With the rapid development of AI-generated video technology, its fidelity has reached the point where it is difficult to distinguish authenticity from fake. To address this challenge, researchers at Columbia University have developed a new tool called DIVID for detecting AI-generated videos. DIVID is an extension of the Raidar tool that was previously used to detect AI-generated text. It effectively identifies videos generated by diffusion models, such as OpenAI's Sora and Runway, by analyzing the characteristics of the video itself rather than relying on the internal working mechanism of the AI model. Gen-2 and Pika et al. This research result is of great significance for combating deep fake videos and maintaining network information security.
AI-generated videos are becoming more and more realistic, making it difficult for humans (and existing detection systems) to distinguish real videos from fake ones. To solve this problem, researchers at Columbia University School of Engineering, led by computer science professor Junfeng Yang, developed a new tool called DIVID for detecting AI-generated videos, which stands for DIffusion-generated VIdeo Detector. DIVID is an extension of Raidar, which the team released earlier this year, which detects AI-generated text by analyzing the text itself without accessing the inner workings of a large language model.

DIVID improves on earlier methods for detecting generated videos, effectively identifying videos generated by older AI models such as Generative Adversarial Networks (GANs). A GAN is an AI system with two neural networks: one used to create fake data and another used to evaluate to distinguish between real and fake data. Through continuous feedback, both networks continuously improve, resulting in highly realistic synthetic videos. Current AI detection tools look for tell-tale signs like unusual pixel arrangements, unnatural movements, or inconsistencies between frames, which don’t typically show up in real video.

A new generation of generative AI video tools, such as OpenAI’s Sora, Runway Gen-2, and Pika, use diffusion models to create videos. Diffusion modeling is an AI technology that creates images and videos by gradually converting random noise into clear, realistic pictures. For videos, it optimizes each frame individually while ensuring smooth transitions, resulting in high-quality, realistic results.
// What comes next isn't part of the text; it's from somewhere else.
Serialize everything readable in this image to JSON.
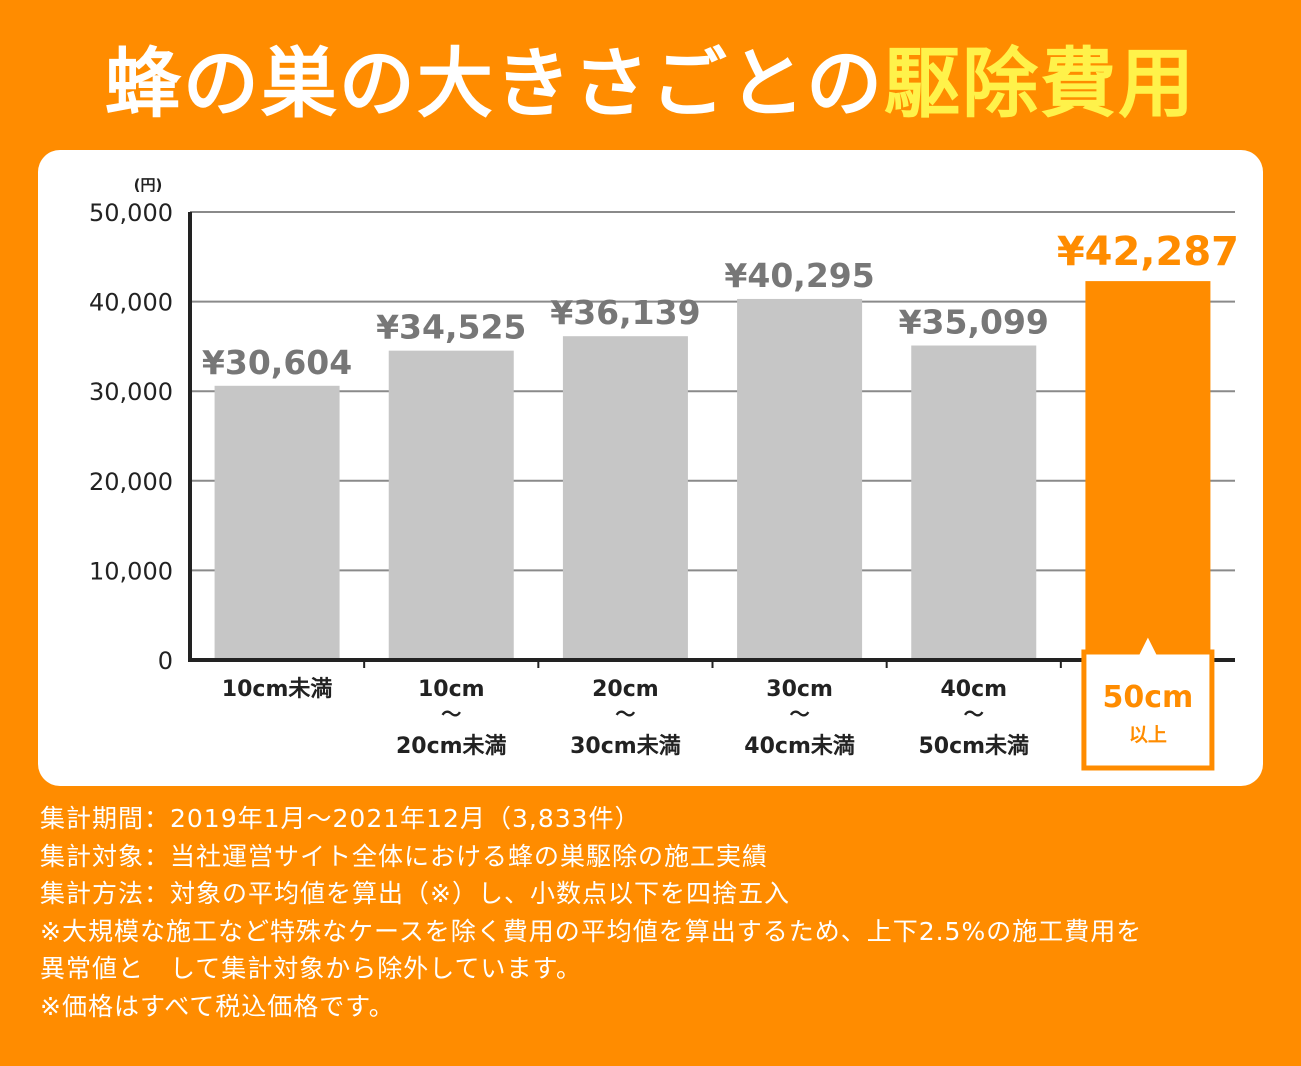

The development of this increasingly complex AI-generated video poses a significant challenge to the detection of its authenticity.
Bernadette Young's team used a technique called DIRE (DIffusion Reconstruction Error) to detect diffusion-generated images. DIRE is a method that measures the difference between an input image and the corresponding output image reconstructed by a pretrained diffusion model.
Junfeng Yang, co-director of the Software Systems Lab, has been exploring how to detect AI-generated text and video. With the release of Raidar earlier this year, Junfeng Yang and collaborators implemented a method to detect AI-generated text by analyzing the text itself, without accessing the inner workings of large language models such as chatGPT-4, Gemini, or Llama. Raidar uses a language model to reformulate or modify a given text and then measures the number of edits the system makes to the given text. A high number of edits means the text was probably written by a human, while a low number of edits means the text was probably machine-generated.
“Raidar’s heuristic — that another AI generally perceives another AI’s output to be of high quality, so it makes fewer edits — is a very powerful insight, not just limited to text,” said Junfeng Yang. He said: “Given that AI-generated videos are becoming more and more realistic, we wanted to use Raidar’s insights to create a tool that can accurately detect AI-generated videos.”
Researchers developed DIVID using the same concept. This new generative video detection method can identify videos generated by diffusion models. The research paper was published at the Computer Vision and Pattern Recognition Conference (CVPR) in Seattle on June 18, 2024, and the open source code and data set were released at the same time.
Paper address: https://arxiv.org/abs/2406.09601
Highlight:
- In response to increasingly realistic AI-generated videos, researchers at Columbia University School of Engineering have developed a new tool, DIVID, that can detect AI-generated videos with 93.7% accuracy.
- DIVID is an improvement on previous methods for detecting a new generation of generated AI videos, which can identify videos generated by a diffusion model that gradually transforms random noise into high-quality, realistic video images.
- Researchers extend insights from Raidar’s AI-generated text to video, using language models to reformulate or modify the text or video, and then measure the number of edits the system makes to the text or video to determine its authenticity.
In short, the emergence of DIVID provides a new weapon to combat false information in AI-generated videos. The release of its open source code and data sets will also promote future research and development in this field and contribute to building a more secure and reliable network environment.